I’ve taken up this new thing. I’m hiking. I’m just a novice mucking about on well-marked trails in state parks, but almost without any control, I keep going out there. (click the blog title for some pics.)
Today, I tried something different. I went on a Tuesday in October. It was eerily isolating and somewhat disturbing when the leaf cover on the trail was so thick that I actually lost the trail briefly. I sufficiently freaked myself out. But, I will go back.
Being on my own, calling my own shots without being accountable to anyone… whether real or imagined… is a new thing. And for some reason, I’m expressing my newfound freedom in the state parks. How auspicious that I should go today… it would have been my 7-year wedding anniversary.

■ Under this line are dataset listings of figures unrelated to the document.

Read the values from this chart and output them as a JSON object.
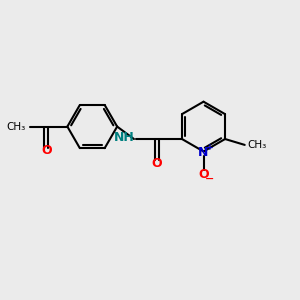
{
  "bg_color": "#ebebeb",
  "bond_color": "#000000",
  "bond_width": 1.5,
  "n_color": "#0000cc",
  "o_color": "#ff0000",
  "nh_color": "#008080",
  "text_fontsize": 9,
  "small_fontsize": 7.5,
  "fig_width": 3.0,
  "fig_height": 3.0,
  "dpi": 100,
  "xlim": [
    0,
    10
  ],
  "ylim": [
    0,
    10
  ]
}
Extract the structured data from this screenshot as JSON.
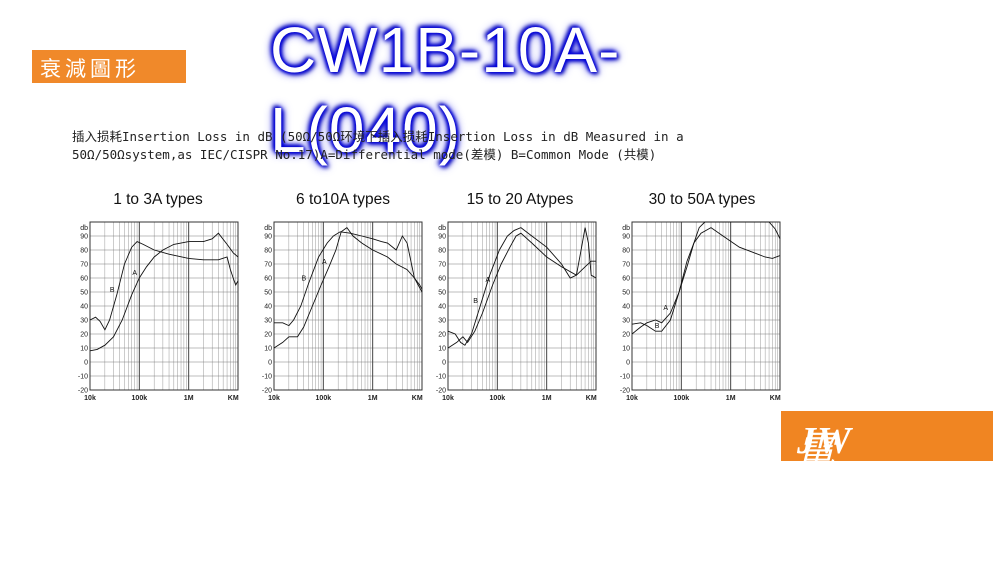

There was a time when October 1st hit and I went over the edge. There was Halloween, my anniversary, the cool weather, the leaves, my mom and dads anniversary—and it was one of the busiest times at work! Not enough weekends or plans or hours for errands and tasks! I never felt like I was really enjoying this sacred month.

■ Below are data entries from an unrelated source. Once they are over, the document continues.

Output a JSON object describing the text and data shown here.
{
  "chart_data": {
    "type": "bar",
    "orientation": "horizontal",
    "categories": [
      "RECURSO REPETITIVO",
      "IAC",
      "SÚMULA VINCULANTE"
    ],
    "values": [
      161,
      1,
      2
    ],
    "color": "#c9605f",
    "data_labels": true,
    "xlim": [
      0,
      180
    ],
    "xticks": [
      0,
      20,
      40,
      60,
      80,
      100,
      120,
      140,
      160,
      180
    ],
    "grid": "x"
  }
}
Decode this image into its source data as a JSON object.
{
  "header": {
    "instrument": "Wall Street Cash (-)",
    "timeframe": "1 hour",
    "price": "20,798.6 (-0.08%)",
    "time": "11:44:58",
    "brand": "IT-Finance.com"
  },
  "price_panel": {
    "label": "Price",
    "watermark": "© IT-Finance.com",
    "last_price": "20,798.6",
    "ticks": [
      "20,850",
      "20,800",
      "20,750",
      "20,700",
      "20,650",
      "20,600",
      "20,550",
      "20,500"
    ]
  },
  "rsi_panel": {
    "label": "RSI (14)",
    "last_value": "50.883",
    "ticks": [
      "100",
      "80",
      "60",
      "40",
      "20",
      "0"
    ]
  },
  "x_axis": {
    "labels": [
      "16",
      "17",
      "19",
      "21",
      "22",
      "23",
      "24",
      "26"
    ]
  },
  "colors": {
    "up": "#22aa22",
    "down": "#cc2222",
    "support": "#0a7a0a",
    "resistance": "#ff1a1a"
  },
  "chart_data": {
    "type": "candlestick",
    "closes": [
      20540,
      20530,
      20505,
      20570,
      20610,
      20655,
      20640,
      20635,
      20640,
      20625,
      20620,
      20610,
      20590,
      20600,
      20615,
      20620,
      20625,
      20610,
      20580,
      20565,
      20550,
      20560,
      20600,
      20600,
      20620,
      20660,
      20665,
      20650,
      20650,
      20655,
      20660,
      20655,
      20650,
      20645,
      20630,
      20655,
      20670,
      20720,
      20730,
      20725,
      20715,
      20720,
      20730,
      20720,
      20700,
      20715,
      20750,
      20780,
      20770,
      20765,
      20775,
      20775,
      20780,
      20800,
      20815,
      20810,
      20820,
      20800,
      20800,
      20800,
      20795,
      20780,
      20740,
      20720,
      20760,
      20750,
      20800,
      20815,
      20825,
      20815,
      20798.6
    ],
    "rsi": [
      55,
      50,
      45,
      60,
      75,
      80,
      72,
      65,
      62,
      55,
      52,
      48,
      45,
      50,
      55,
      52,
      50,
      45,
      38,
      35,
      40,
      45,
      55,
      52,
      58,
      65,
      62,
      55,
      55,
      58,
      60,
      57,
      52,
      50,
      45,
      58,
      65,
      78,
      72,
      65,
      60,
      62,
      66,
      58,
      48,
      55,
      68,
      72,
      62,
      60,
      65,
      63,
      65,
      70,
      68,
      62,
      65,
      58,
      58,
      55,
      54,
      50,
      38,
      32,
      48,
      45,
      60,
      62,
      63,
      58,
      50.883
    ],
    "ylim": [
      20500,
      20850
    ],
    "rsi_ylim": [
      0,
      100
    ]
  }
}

It is now more than halfway through October, and I have to admit that it has been the most action packed, exciting and delicious one so far. Not only have I done a laundry list of fun and fabulous things, but I’ve done them at my pace either alone or with people I care about and with no self constructed monkey on my back.

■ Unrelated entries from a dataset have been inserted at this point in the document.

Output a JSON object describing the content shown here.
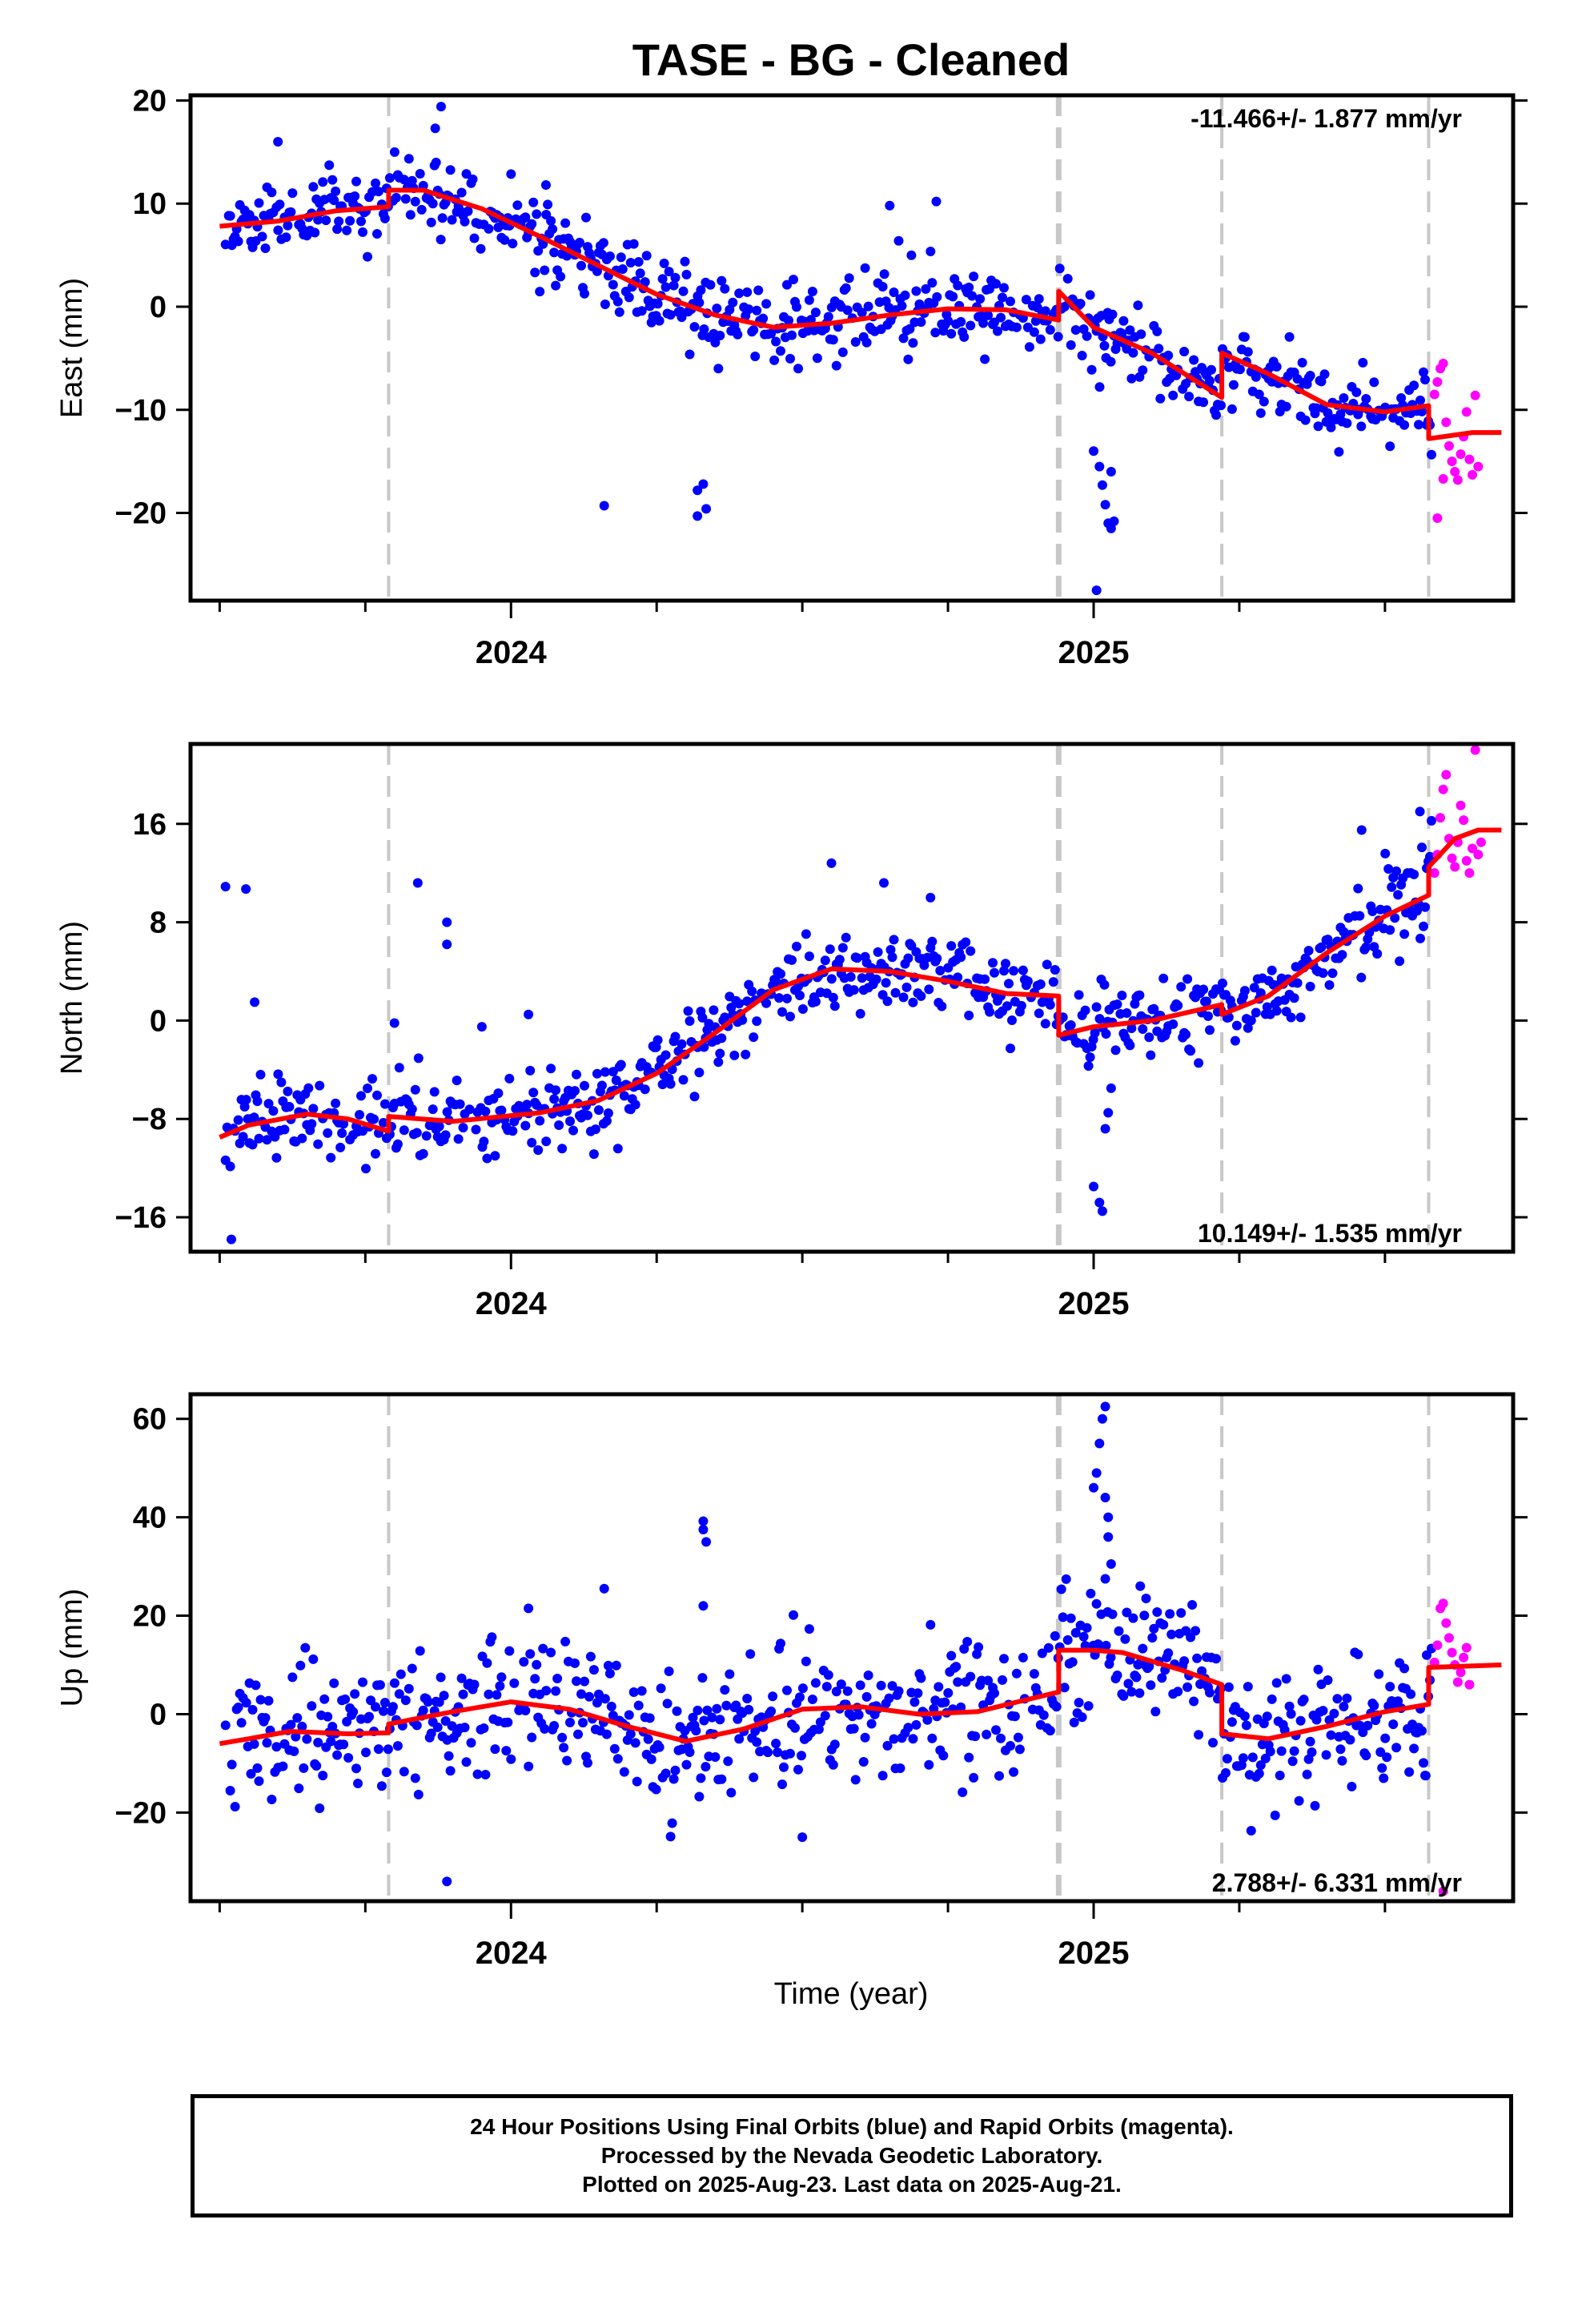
{
  "title": "TASE  - BG - Cleaned",
  "footer": {
    "line1": "24 Hour Positions Using Final Orbits (blue) and Rapid Orbits (magenta).",
    "line2": "Processed by the Nevada Geodetic Laboratory.",
    "line3": "Plotted on 2025-Aug-23. Last data on 2025-Aug-21."
  },
  "colors": {
    "final": "#0000ff",
    "rapid": "#ff00ff",
    "model": "#ff0000",
    "breaks": "#c8c8c8"
  },
  "chart_data": [
    {
      "type": "scatter",
      "ylabel": "East (mm)",
      "xlabel": "",
      "rate_label": "-11.466+/- 1.877 mm/yr",
      "xlim": [
        2023.45,
        2025.72
      ],
      "ylim": [
        -28.5,
        20.5
      ],
      "yticks": [
        20,
        10,
        0,
        -10,
        -20
      ],
      "xticks_major": [
        2024,
        2025
      ],
      "xtick_labels": [
        "2024",
        "2025"
      ],
      "xticks_minor": [
        2023.5,
        2023.75,
        2024.25,
        2024.5,
        2024.75,
        2025.25,
        2025.5
      ],
      "breaks": [
        2023.79,
        2024.94,
        2025.22,
        2025.575
      ],
      "rapid_start": 2025.58,
      "model": [
        [
          2023.5,
          7.8
        ],
        [
          2023.6,
          8.3
        ],
        [
          2023.7,
          9.3
        ],
        [
          2023.79,
          9.7
        ],
        [
          2023.79,
          11.3
        ],
        [
          2023.85,
          11.3
        ],
        [
          2023.95,
          9.5
        ],
        [
          2024.05,
          6.8
        ],
        [
          2024.15,
          4.0
        ],
        [
          2024.25,
          1.2
        ],
        [
          2024.35,
          -0.8
        ],
        [
          2024.45,
          -2.0
        ],
        [
          2024.55,
          -1.6
        ],
        [
          2024.65,
          -0.8
        ],
        [
          2024.75,
          -0.2
        ],
        [
          2024.85,
          -0.3
        ],
        [
          2024.94,
          -1.3
        ],
        [
          2024.94,
          1.5
        ],
        [
          2025.0,
          -2.0
        ],
        [
          2025.1,
          -4.5
        ],
        [
          2025.22,
          -8.8
        ],
        [
          2025.22,
          -4.5
        ],
        [
          2025.3,
          -6.5
        ],
        [
          2025.4,
          -9.5
        ],
        [
          2025.5,
          -10.2
        ],
        [
          2025.575,
          -9.6
        ],
        [
          2025.575,
          -12.8
        ],
        [
          2025.65,
          -12.2
        ],
        [
          2025.7,
          -12.2
        ]
      ],
      "outliers": [
        [
          2024.16,
          -19.3
        ],
        [
          2024.33,
          -17.2
        ],
        [
          2024.32,
          -17.8
        ],
        [
          2024.32,
          -20.3
        ],
        [
          2024.335,
          -19.6
        ],
        [
          2025.0,
          -14.0
        ],
        [
          2025.01,
          -15.5
        ],
        [
          2025.015,
          -17.3
        ],
        [
          2025.02,
          -19.2
        ],
        [
          2025.025,
          -21.0
        ],
        [
          2025.03,
          -21.5
        ],
        [
          2025.035,
          -20.8
        ],
        [
          2025.03,
          -16.0
        ],
        [
          2025.005,
          -27.5
        ],
        [
          2024.06,
          11.8
        ],
        [
          2024.73,
          10.2
        ],
        [
          2024.65,
          9.8
        ],
        [
          2023.88,
          19.4
        ],
        [
          2023.87,
          17.3
        ],
        [
          2023.6,
          16.0
        ]
      ],
      "rapid": [
        [
          2025.585,
          -8.5
        ],
        [
          2025.59,
          -7.3
        ],
        [
          2025.595,
          -6.0
        ],
        [
          2025.6,
          -5.5
        ],
        [
          2025.605,
          -11.2
        ],
        [
          2025.61,
          -13.5
        ],
        [
          2025.615,
          -15.0
        ],
        [
          2025.62,
          -16.0
        ],
        [
          2025.625,
          -16.8
        ],
        [
          2025.63,
          -14.3
        ],
        [
          2025.635,
          -12.6
        ],
        [
          2025.64,
          -10.2
        ],
        [
          2025.645,
          -14.8
        ],
        [
          2025.65,
          -16.3
        ],
        [
          2025.655,
          -8.6
        ],
        [
          2025.66,
          -15.5
        ],
        [
          2025.59,
          -20.5
        ],
        [
          2025.6,
          -16.7
        ]
      ],
      "scatter_sd": 1.9,
      "seed": 11
    },
    {
      "type": "scatter",
      "ylabel": "North (mm)",
      "xlabel": "",
      "rate_label": "10.149+/- 1.535 mm/yr",
      "xlim": [
        2023.45,
        2025.72
      ],
      "ylim": [
        -18.8,
        22.5
      ],
      "yticks": [
        16,
        8,
        0,
        -8,
        -16
      ],
      "xticks_major": [
        2024,
        2025
      ],
      "xtick_labels": [
        "2024",
        "2025"
      ],
      "xticks_minor": [
        2023.5,
        2023.75,
        2024.25,
        2024.5,
        2024.75,
        2025.25,
        2025.5
      ],
      "breaks": [
        2023.79,
        2024.94,
        2025.22,
        2025.575
      ],
      "rapid_start": 2025.58,
      "model": [
        [
          2023.5,
          -9.5
        ],
        [
          2023.55,
          -8.5
        ],
        [
          2023.65,
          -7.6
        ],
        [
          2023.72,
          -8.0
        ],
        [
          2023.79,
          -9.0
        ],
        [
          2023.79,
          -7.8
        ],
        [
          2023.9,
          -8.2
        ],
        [
          2024.05,
          -7.5
        ],
        [
          2024.15,
          -6.5
        ],
        [
          2024.25,
          -4.3
        ],
        [
          2024.35,
          -1.0
        ],
        [
          2024.45,
          2.5
        ],
        [
          2024.55,
          4.2
        ],
        [
          2024.65,
          4.0
        ],
        [
          2024.75,
          3.2
        ],
        [
          2024.85,
          2.2
        ],
        [
          2024.94,
          2.0
        ],
        [
          2024.94,
          -1.2
        ],
        [
          2025.0,
          -0.5
        ],
        [
          2025.1,
          0.0
        ],
        [
          2025.22,
          1.3
        ],
        [
          2025.22,
          0.5
        ],
        [
          2025.3,
          2.0
        ],
        [
          2025.4,
          5.5
        ],
        [
          2025.5,
          8.5
        ],
        [
          2025.575,
          10.2
        ],
        [
          2025.575,
          12.5
        ],
        [
          2025.62,
          14.8
        ],
        [
          2025.66,
          15.5
        ],
        [
          2025.7,
          15.5
        ]
      ],
      "outliers": [
        [
          2023.51,
          10.9
        ],
        [
          2023.545,
          10.7
        ],
        [
          2023.56,
          1.5
        ],
        [
          2023.52,
          -17.8
        ],
        [
          2023.8,
          -0.2
        ],
        [
          2023.84,
          11.2
        ],
        [
          2023.89,
          8.0
        ],
        [
          2023.89,
          6.2
        ],
        [
          2023.95,
          -0.5
        ],
        [
          2024.03,
          0.5
        ],
        [
          2024.55,
          12.8
        ],
        [
          2024.64,
          11.2
        ],
        [
          2024.72,
          10.0
        ],
        [
          2025.0,
          -13.5
        ],
        [
          2025.01,
          -14.8
        ],
        [
          2025.015,
          -15.5
        ],
        [
          2025.02,
          -8.8
        ],
        [
          2025.03,
          -5.5
        ],
        [
          2025.025,
          -7.5
        ],
        [
          2025.46,
          15.5
        ],
        [
          2025.56,
          17.0
        ]
      ],
      "rapid": [
        [
          2025.585,
          12.0
        ],
        [
          2025.59,
          13.5
        ],
        [
          2025.595,
          16.5
        ],
        [
          2025.6,
          18.8
        ],
        [
          2025.605,
          20.0
        ],
        [
          2025.61,
          14.8
        ],
        [
          2025.615,
          13.2
        ],
        [
          2025.62,
          12.5
        ],
        [
          2025.625,
          14.5
        ],
        [
          2025.63,
          17.5
        ],
        [
          2025.635,
          16.3
        ],
        [
          2025.64,
          13.0
        ],
        [
          2025.645,
          12.0
        ],
        [
          2025.65,
          14.0
        ],
        [
          2025.655,
          22.0
        ],
        [
          2025.66,
          13.5
        ],
        [
          2025.665,
          14.5
        ]
      ],
      "scatter_sd": 1.6,
      "seed": 23
    },
    {
      "type": "scatter",
      "ylabel": "Up (mm)",
      "xlabel": "Time (year)",
      "rate_label": "2.788+/- 6.331 mm/yr",
      "xlim": [
        2023.45,
        2025.72
      ],
      "ylim": [
        -38,
        65
      ],
      "yticks": [
        60,
        40,
        20,
        0,
        -20
      ],
      "xticks_major": [
        2024,
        2025
      ],
      "xtick_labels": [
        "2024",
        "2025"
      ],
      "xticks_minor": [
        2023.5,
        2023.75,
        2024.25,
        2024.5,
        2024.75,
        2025.25,
        2025.5
      ],
      "breaks": [
        2023.79,
        2024.94,
        2025.22,
        2025.575
      ],
      "rapid_start": 2025.58,
      "model": [
        [
          2023.5,
          -6.0
        ],
        [
          2023.55,
          -5.0
        ],
        [
          2023.62,
          -3.5
        ],
        [
          2023.72,
          -4.0
        ],
        [
          2023.79,
          -3.8
        ],
        [
          2023.79,
          -2.0
        ],
        [
          2023.9,
          0.5
        ],
        [
          2024.0,
          2.5
        ],
        [
          2024.1,
          1.0
        ],
        [
          2024.2,
          -2.5
        ],
        [
          2024.3,
          -5.5
        ],
        [
          2024.4,
          -3.0
        ],
        [
          2024.5,
          1.0
        ],
        [
          2024.6,
          1.5
        ],
        [
          2024.7,
          0.0
        ],
        [
          2024.8,
          0.5
        ],
        [
          2024.94,
          4.5
        ],
        [
          2024.94,
          13.0
        ],
        [
          2025.0,
          13.0
        ],
        [
          2025.05,
          12.5
        ],
        [
          2025.15,
          9.0
        ],
        [
          2025.22,
          6.0
        ],
        [
          2025.22,
          -4.0
        ],
        [
          2025.3,
          -5.0
        ],
        [
          2025.4,
          -2.5
        ],
        [
          2025.5,
          0.5
        ],
        [
          2025.575,
          2.0
        ],
        [
          2025.575,
          9.5
        ],
        [
          2025.7,
          10.0
        ]
      ],
      "outliers": [
        [
          2024.33,
          39.2
        ],
        [
          2024.33,
          37.5
        ],
        [
          2024.335,
          35.0
        ],
        [
          2024.33,
          22.0
        ],
        [
          2023.89,
          -34.0
        ],
        [
          2024.03,
          21.5
        ],
        [
          2024.16,
          25.5
        ],
        [
          2025.02,
          62.5
        ],
        [
          2025.015,
          60.0
        ],
        [
          2025.01,
          55.0
        ],
        [
          2025.005,
          49.0
        ],
        [
          2025.0,
          46.0
        ],
        [
          2025.02,
          44.0
        ],
        [
          2025.025,
          40.0
        ],
        [
          2025.025,
          36.0
        ],
        [
          2025.03,
          30.5
        ],
        [
          2025.02,
          27.5
        ],
        [
          2024.995,
          24.5
        ],
        [
          2025.08,
          26.0
        ],
        [
          2025.09,
          23.5
        ],
        [
          2024.5,
          -25.0
        ],
        [
          2025.57,
          -12.5
        ]
      ],
      "rapid": [
        [
          2025.585,
          10.5
        ],
        [
          2025.59,
          14.0
        ],
        [
          2025.595,
          21.5
        ],
        [
          2025.6,
          22.5
        ],
        [
          2025.605,
          18.5
        ],
        [
          2025.61,
          15.5
        ],
        [
          2025.615,
          12.5
        ],
        [
          2025.62,
          10.0
        ],
        [
          2025.625,
          6.5
        ],
        [
          2025.63,
          8.5
        ],
        [
          2025.635,
          11.5
        ],
        [
          2025.64,
          13.5
        ],
        [
          2025.645,
          6.0
        ],
        [
          2025.6,
          -36.0
        ]
      ],
      "scatter_sd": 6.5,
      "seed": 37
    }
  ]
}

I don’t think that I’ve ever been this content—all the way to my bones. Sure, there is this and that I should be doing, sleeping more for one. I have problems, not so small, nagging at me. But, the end total is serenity. I’ve never been so in the present, so relaxed, so clear.
Even when I went into a panic this morning, when I realized that I was utterly alone on the trail, it wasn’t a panic that maintained control. The noise that rose up in my brain quickly subsided and I heard the blue jays and the titmouse.
That was when I knew that it was all going to be okay.